By Gary Smee Friday 27 December 2013 Updated: 27/12 10:05
BOROUGH residents are being urged to think about what they flush down the toilet and pour in the sink after millions of pounds were spent clearing blockages in the last year.
Severn Trent Water is spending about £10million annually clearing things such as nappies, wipes and cotton buds from its network.
Over the last 12 months it has been called out to clear more than 3,000 blockages in the county, three-quarters of which were blamed on people misusing the sewer system and Severn Trent bosses have said this number is on the rise.
Hundreds of blockages are also being caused by grease and fat being washed away in the sink.
Richard Rogers, waste water manager for Severn Trent, said: “We call this ‘sewer misuse’ and what we mean is people washing fats, oils and greases down the sink which then solidify when they hit the sewers and block them.
“Blockages are also caused by people putting sanitary products such as nappies and wipes down the toilet rather than in the bin.
“It’s easy to assume the warm grease and fat left over from your Sunday dinner would be okay to dump down the sink, as long as you wash it down with a lot of hot soapy water. But the reality is that quite quickly the fat and grease will cool and solidify, building up and blocking the drain or sewer.”

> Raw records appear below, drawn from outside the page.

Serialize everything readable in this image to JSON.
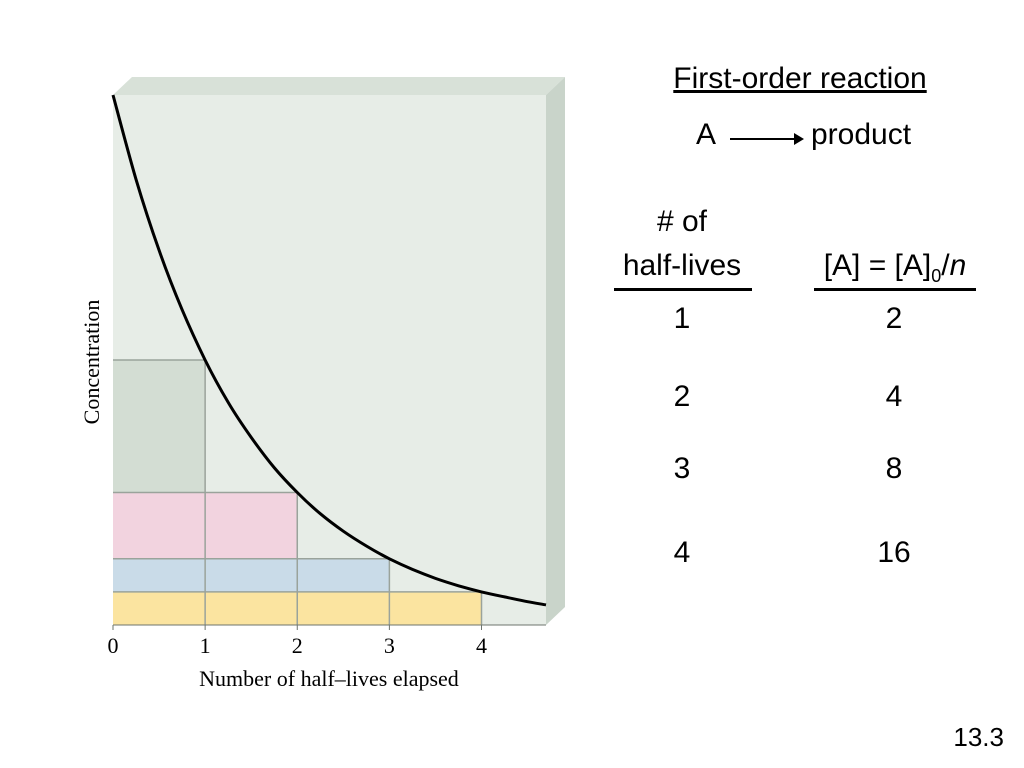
{
  "chart_data": {
    "type": "line",
    "xlabel": "Number of half–lives elapsed",
    "ylabel": "Concentration",
    "xlim": [
      0,
      4.7
    ],
    "ylim": [
      0,
      1
    ],
    "x_ticks": [
      "0",
      "1",
      "2",
      "3",
      "4"
    ],
    "grid": false,
    "series": [
      {
        "x": [
          0,
          0.25,
          0.5,
          0.75,
          1,
          1.25,
          1.5,
          1.75,
          2,
          2.25,
          2.5,
          2.75,
          3,
          3.25,
          3.5,
          3.75,
          4,
          4.25,
          4.5,
          4.7
        ],
        "y": [
          1.0,
          0.841,
          0.707,
          0.595,
          0.5,
          0.42,
          0.354,
          0.297,
          0.25,
          0.21,
          0.177,
          0.149,
          0.125,
          0.105,
          0.088,
          0.074,
          0.0625,
          0.053,
          0.044,
          0.038
        ]
      }
    ],
    "bands": [
      {
        "color": "#d3ddd3",
        "x0": 0,
        "x1": 1,
        "y0": 0.25,
        "y1": 0.5
      },
      {
        "color": "#f2d3df",
        "x0": 0,
        "x1": 2,
        "y0": 0.125,
        "y1": 0.25
      },
      {
        "color": "#c9dbe8",
        "x0": 0,
        "x1": 3,
        "y0": 0.0625,
        "y1": 0.125
      },
      {
        "color": "#fbe4a0",
        "x0": 0,
        "x1": 4,
        "y0": 0,
        "y1": 0.0625
      }
    ],
    "colors": {
      "panel_face": "#e7ede7",
      "panel_side": "#c9d4ca",
      "panel_top": "#d8e1d8",
      "grid_line": "#9aa39b",
      "curve": "#000000"
    }
  },
  "panel": {
    "title": "First-order reaction",
    "reaction": {
      "reactant": "A",
      "product": "product"
    },
    "table": {
      "col1_header_line1": "# of",
      "col1_header_line2": "half-lives",
      "col2_header_prefix": "[A] = [A]",
      "col2_header_subscript": "0",
      "col2_header_slash": "/",
      "col2_header_var": "n",
      "rows": [
        {
          "half_lives": "1",
          "divisor": "2"
        },
        {
          "half_lives": "2",
          "divisor": "4"
        },
        {
          "half_lives": "3",
          "divisor": "8"
        },
        {
          "half_lives": "4",
          "divisor": "16"
        }
      ]
    }
  },
  "slide_number": "13.3"
}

Mr Rogers said people should wipe out any greasy pans with a bit of kitchen roll then put it in the bin, or pour large amounts of left over cooking grease into a pot or jar with a lid, or one of the free fat traps that Severn Trent provides to its customers.
“Many customers may not realise that they are responsible for the waste pipe running away from their home up until it either crosses the property boundary or meets with another waste pipe or sewer,” he added.
“The drains that take waste water away from your home are only a few inches wide and are only meant to take water, toilet roll and human waste.
“These sewer blockages, if not identified and cleared can lead to sewers backing up and overflowing into people’s homes and gardens.
“We are spending millions of pounds every year sending teams into sewers with jetting equipment and sometimes even spades to dig out these blockages.”